Prof. Amfo stressed that knowledge production must extend beyond publication to influence public policy and development outcomes. “Producing knowledge is not enough, we must also control how it is used as impact is the new currency of academia,” she said. Consequently, research, she argued, must move beyond journal articles to shape policy decisions, inform public debate and contribute directly to societal development.

Throughout the lecture, Prof. Amfo returned to a central theme in her scholarly work: the role of language in shaping power relations noting that language is not neutral, it can include or exclude.

According to the Professor of Linguistics, language often determines who participates in global conversations and whose perspectives are recognised as legitimate. “The politics of language continues to shape access, participation and whose knowledge counts,” she said.

She illustrated how language can influence global narratives by pointing to debates around the terminology used to describe historical events such as slavery. Words, she noted, can soften or obscure historical realities and reshape public understanding.

Prof. Amfo also challenged dominant academic assumptions about language and society, arguing that Africa’s linguistic diversity offers valuable insights for global scholarship.

Across the continent, multilingualism is a normal part of everyday life, she said, with people routinely moving between multiple languages depending on context and social setting. Rather than viewing multilingualism as a challenge, she argued that African linguistic realities can expand existing sociolinguistic theory.

Gender inequality within academic institutions formed another major focus of the lecture. She noted that women scholars across Africa continue to face structural barriers in areas such as research funding, publication opportunities and academic leadership. “We cannot reclaim voice without confronting gender. Gender disparities in academia are structural, not incidental,” she said.

Addressing such inequalities, she argued, requires deliberate institutional reforms and policies that support women scholars at every stage of their careers.

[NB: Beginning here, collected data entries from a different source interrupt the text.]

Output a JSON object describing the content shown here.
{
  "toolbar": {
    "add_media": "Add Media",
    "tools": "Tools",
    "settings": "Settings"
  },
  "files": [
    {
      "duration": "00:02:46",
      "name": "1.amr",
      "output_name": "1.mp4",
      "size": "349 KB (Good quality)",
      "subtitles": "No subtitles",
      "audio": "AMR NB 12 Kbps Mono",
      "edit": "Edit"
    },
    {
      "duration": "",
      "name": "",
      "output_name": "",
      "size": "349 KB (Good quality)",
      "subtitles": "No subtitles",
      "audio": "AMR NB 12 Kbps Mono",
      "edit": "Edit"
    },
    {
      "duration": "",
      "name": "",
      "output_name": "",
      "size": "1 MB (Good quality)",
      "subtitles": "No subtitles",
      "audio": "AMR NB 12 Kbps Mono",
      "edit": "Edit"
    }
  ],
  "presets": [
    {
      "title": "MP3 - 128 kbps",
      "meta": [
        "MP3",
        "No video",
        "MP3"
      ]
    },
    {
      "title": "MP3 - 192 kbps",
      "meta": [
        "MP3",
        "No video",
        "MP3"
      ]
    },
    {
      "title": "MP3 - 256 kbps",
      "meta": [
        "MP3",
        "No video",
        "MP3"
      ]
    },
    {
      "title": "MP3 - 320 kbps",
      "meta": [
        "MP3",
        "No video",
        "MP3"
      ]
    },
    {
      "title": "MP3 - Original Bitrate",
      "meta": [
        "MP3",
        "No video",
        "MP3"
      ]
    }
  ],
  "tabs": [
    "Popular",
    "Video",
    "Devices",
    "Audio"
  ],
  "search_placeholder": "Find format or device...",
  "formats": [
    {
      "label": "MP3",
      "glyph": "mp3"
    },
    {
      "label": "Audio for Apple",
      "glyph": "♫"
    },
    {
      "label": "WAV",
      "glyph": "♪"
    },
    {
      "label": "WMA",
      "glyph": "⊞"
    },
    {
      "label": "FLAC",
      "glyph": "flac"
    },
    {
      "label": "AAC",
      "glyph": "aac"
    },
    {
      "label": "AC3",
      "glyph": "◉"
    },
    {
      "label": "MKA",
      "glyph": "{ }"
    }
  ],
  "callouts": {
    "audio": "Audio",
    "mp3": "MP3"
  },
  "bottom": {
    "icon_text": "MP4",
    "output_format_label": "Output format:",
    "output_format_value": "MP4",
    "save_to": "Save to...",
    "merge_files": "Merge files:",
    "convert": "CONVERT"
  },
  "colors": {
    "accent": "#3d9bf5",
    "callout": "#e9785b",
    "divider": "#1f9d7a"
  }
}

On the issue of decolonising knowledge, Prof. Amfo also called for a fundamental rethinking of dominant academic frameworks that often marginalise African intellectual traditions. “Decolonising knowledge is not rhetoric, it is practice,” she said.

According to the Vice-Chancellor, this requires rethinking curricula, research methods and the voices that are centred within academic discourse. While global academic standards remain important, she maintained, they must not erase local realities and lived experiences.

Building stronger research systems, Prof. Amfo emphasised, requires strengthening African research ecosystems through institutional collaboration, equitable partnerships and sustained investment. “Partnerships must be equitable to be meaningful,” she said. She cautioned that international collaborations must empower African institutions to build capacity rather than reinforce dependency. 

The Vice-Chancellor also stressed the importance of supporting the next generation of scholars. “Young scholars are not the future alone, they are the present,” she said, urging universities to invest in mentorship, training and research opportunities for early-career academics.

Commenting on the future of the African academy, Prof. Amfo indicated that African scholarship will depend on deliberate and sustained transformation, urging the African academia to be intentional about transformation.

Repositioning the continent within the global knowledge system, in the view of Prof. Amfo, will require confronting entrenched structures and reimagining how knowledge is created, validated and shared. “Academic freedom must be protected and exercised responsibly,” she added, encouraging scholars to challenge dominant narratives while engaging actively with societal challenges.

The lecture, chaired by Emerita Professor Isabella Akyinbah Quakyi, FGA, President of the Ghana Academy of Arts and Sciences, drew a distinguished audience of academics, government officials, policymakers, development practitioners, industry leaders, students and members of the University of Ghana community.